I was walking back into the dressing room yesterday and I thought, "Hmm, that magazine looks kind of . . .old." So I went in for a closer look.
!!!
Sure, it's only thirteen years, but in magazine years, that is getting up there. Like, wow old girl, where have you been and how did you get here? And here I was complaining that the Vogues in the outer waiting room are all from 2009.
When I discovered it, I told my parents about it excitedly and told them I was going to photograph it. They suggested that I take a picture of the Table of Contents, that it would be funny. Like when you look at an old Saturday Evening Post and it's all, "Dang These Kids And Their Jazz!" and "Keeping up with The Kaiser."
So I turned to the Table of Contents, ready to be amused.
But Southern Living hasn't changed at all in thirteen years.
In fact I quickly became absorbed in an article about topiaries.
8 comments:
so true! seriously, how much can a recipe for a fat-laden casserole change?
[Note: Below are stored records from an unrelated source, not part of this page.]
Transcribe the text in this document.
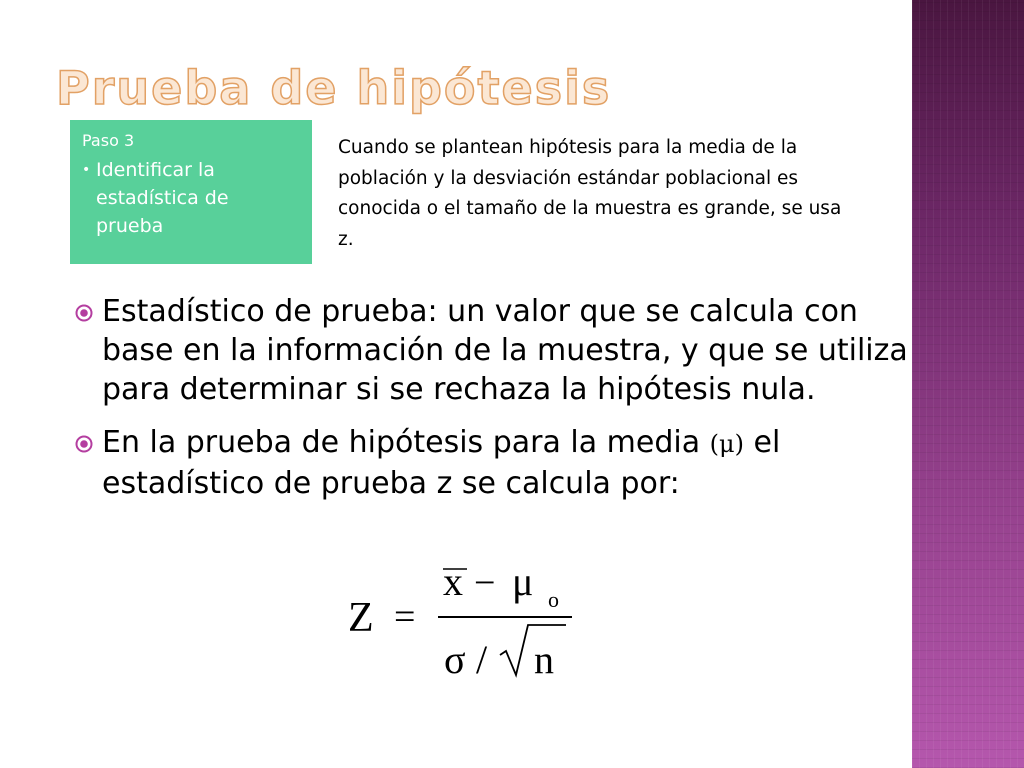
Prueba de hipótesis
Paso 3
• Identificar la estadística de prueba

Cuando se plantean hipótesis para la media de la población y la desviación estándar poblacional es conocida o el tamaño de la muestra es grande, se usa z.

Estadístico de prueba: un valor que se calcula con base en la información de la muestra, y que se utiliza para determinar si se rechaza la hipótesis nula.
En la prueba de hipótesis para la media (μ) el estadístico de prueba z se calcula por:
Z =
x − μ o
σ / n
It's the South! not exactly known for being Progressive!
That sets some kind of record. I can't believe it's still in such good condition. You should've pilfered it; you might be able to get collector's prices on Ebay.
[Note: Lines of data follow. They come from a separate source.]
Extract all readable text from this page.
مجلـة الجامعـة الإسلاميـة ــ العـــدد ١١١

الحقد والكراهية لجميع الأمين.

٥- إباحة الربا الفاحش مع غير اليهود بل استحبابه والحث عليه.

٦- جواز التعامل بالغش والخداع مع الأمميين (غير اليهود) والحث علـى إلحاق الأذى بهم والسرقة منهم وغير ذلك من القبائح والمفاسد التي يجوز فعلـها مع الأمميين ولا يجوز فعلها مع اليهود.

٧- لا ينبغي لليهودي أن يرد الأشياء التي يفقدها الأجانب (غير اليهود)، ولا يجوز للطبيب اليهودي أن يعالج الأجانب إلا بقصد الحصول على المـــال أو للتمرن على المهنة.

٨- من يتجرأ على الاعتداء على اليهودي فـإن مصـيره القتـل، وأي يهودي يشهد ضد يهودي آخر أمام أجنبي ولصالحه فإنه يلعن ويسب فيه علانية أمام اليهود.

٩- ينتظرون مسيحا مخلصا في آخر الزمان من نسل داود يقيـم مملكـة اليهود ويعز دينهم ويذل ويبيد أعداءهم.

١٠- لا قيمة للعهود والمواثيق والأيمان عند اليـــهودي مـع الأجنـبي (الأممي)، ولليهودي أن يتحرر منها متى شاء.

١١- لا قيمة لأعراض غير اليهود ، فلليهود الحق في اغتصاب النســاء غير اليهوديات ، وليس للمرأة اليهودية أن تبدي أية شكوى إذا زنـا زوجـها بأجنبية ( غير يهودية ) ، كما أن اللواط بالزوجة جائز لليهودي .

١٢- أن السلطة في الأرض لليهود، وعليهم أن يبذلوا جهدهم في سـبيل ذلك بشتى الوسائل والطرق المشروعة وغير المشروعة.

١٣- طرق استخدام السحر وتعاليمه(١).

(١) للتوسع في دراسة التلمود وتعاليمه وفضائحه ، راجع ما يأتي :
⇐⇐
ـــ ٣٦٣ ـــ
I'm surprised it wasn't printed on papyrus.
That makes it a classic.
I keep meaning to subscribe to Southern Living and forgetting.
But 1997? And in such good condition? Hmmph.
Are you saying that the south is conservative? Get outta town.
I had the same experience waiting at the pediatricians. A 1998 issue of Country Living with not a web address in sight! Crazy.
My first thought?
How old is the Entertainment Weekly hiding underneath the Southern Living?